Dig in to the District’s Ethiopian culture at an abundance of restaurants spanning Little Ethiopia and beyond. Visit Ghion, Dukem, Aburare and the Habesha Market along U Street and in Shaw, Ethiopic on H Street NE or Michelin Bib Gourmand selection Elfegne in Adams Morgan for authentic flavors.
What to expect: You’re supposed to eat with your hands. Almost every meal includes injera, a soft, spongy flatbread that doubles as dining utensils meant to scoop and soak up veggies, salads and stews. On top of the base of injera, you’ll discover a wide variety of traditional dishes, including doro wat (a spicy chicken stew), kitfo (a raw beef dish) as well as lentil-filled vegetarian and vegan options.
The Culture of Coffee
In addition to the cuisine, enjoy a cup of authentic Ethiopian coffee, known as "buna” in Amharic, or join a traditional Ethiopian coffee ceremony for the full cultural experience.
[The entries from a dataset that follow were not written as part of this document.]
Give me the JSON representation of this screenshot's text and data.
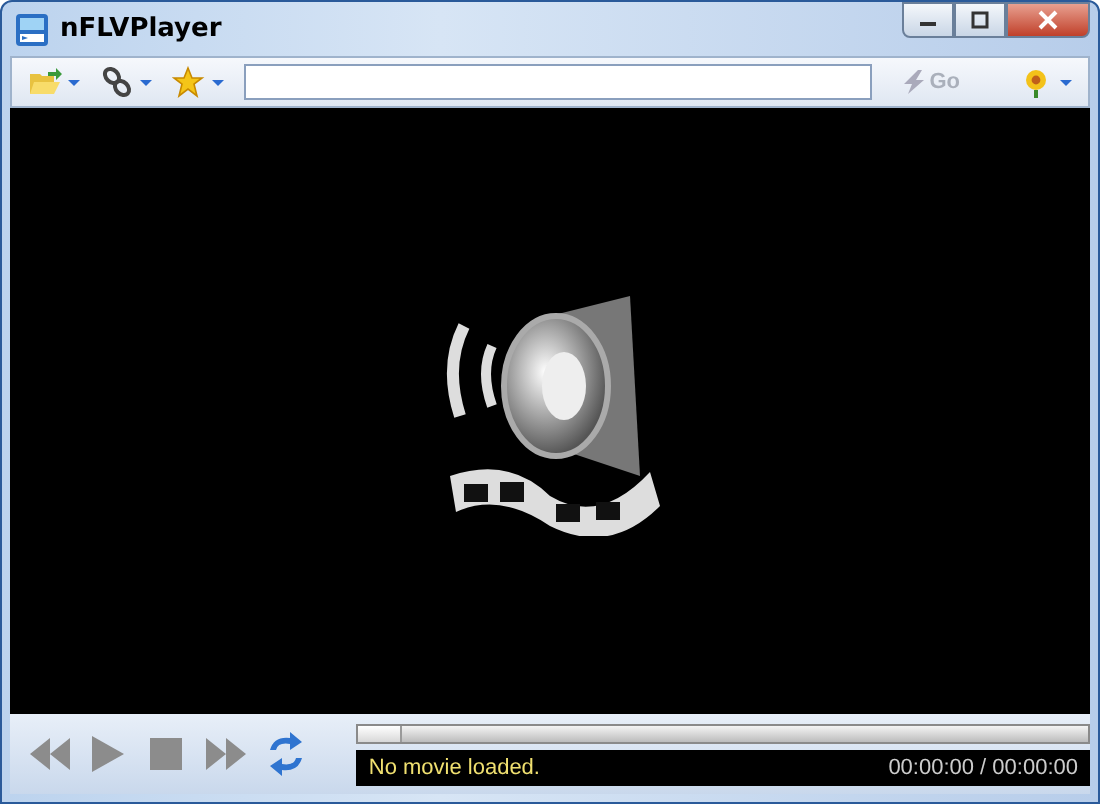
{
  "window": {
    "title": "nFLVPlayer"
  },
  "toolbar": {
    "go_button": {
      "label": "Go",
      "disabled": true
    }
  },
  "transport": [
    {
      "kind": "rewind",
      "disabled": true
    },
    {
      "kind": "play",
      "disabled": true
    },
    {
      "kind": "stop",
      "disabled": true
    },
    {
      "kind": "forward",
      "disabled": true
    },
    {
      "kind": "repeat",
      "disabled": false
    }
  ],
  "seek_bar": {
    "level": 0
  },
  "status": {
    "message": "No movie loaded.",
    "time": "00:00:00 / 00:00:00"
  }
}
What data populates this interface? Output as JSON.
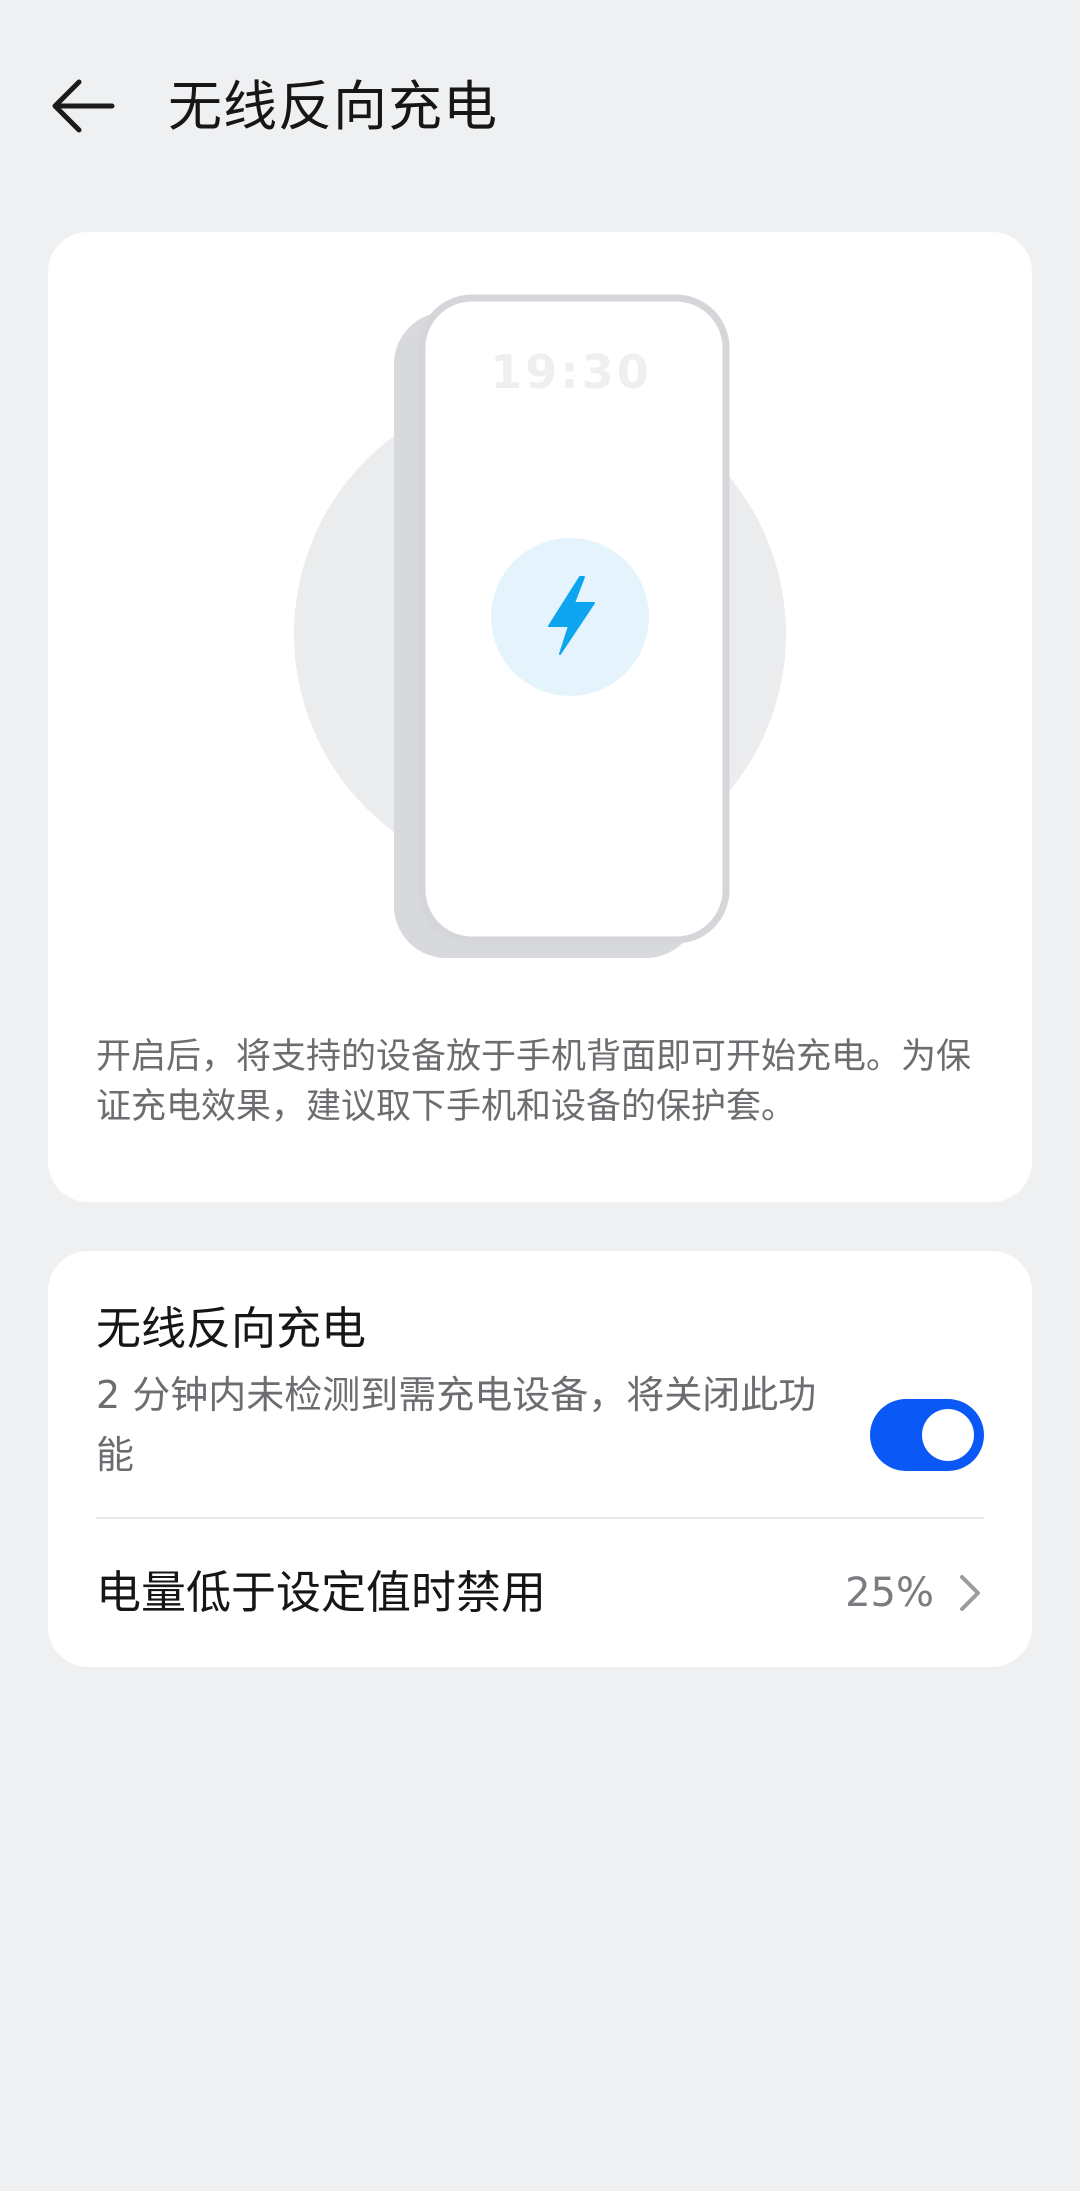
{
  "header": {
    "back_icon": "arrow-left-icon",
    "title": "无线反向充电"
  },
  "illustration": {
    "phone_time": "19:30",
    "charge_icon": "lightning-bolt-icon",
    "accent_color": "#0ea5f0"
  },
  "description": "开启后，将支持的设备放于手机背面即可开始充电。为保证充电效果，建议取下手机和设备的保护套。",
  "settings": {
    "toggle_row": {
      "title": "无线反向充电",
      "subtitle": "2 分钟内未检测到需充电设备，将关闭此功能",
      "enabled": true,
      "toggle_color": "#0a59f7"
    },
    "threshold_row": {
      "label": "电量低于设定值时禁用",
      "value": "25%",
      "chevron_icon": "chevron-right-icon"
    }
  }
}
Sidamo on H Street serves up fresh java from beans roasted daily and presents the customary ceremony upon request or visit Harrar Coffee Roastery on the first Saturday of each month for the traditional event. Rue Café also offers an assortment of flavorful Ethiopian brews. For a more laid-back cafe vibe, Petworth’s Büna Coffeehouse sources only Ethiopian beans and also serves native cuisine for breakfast and lunch.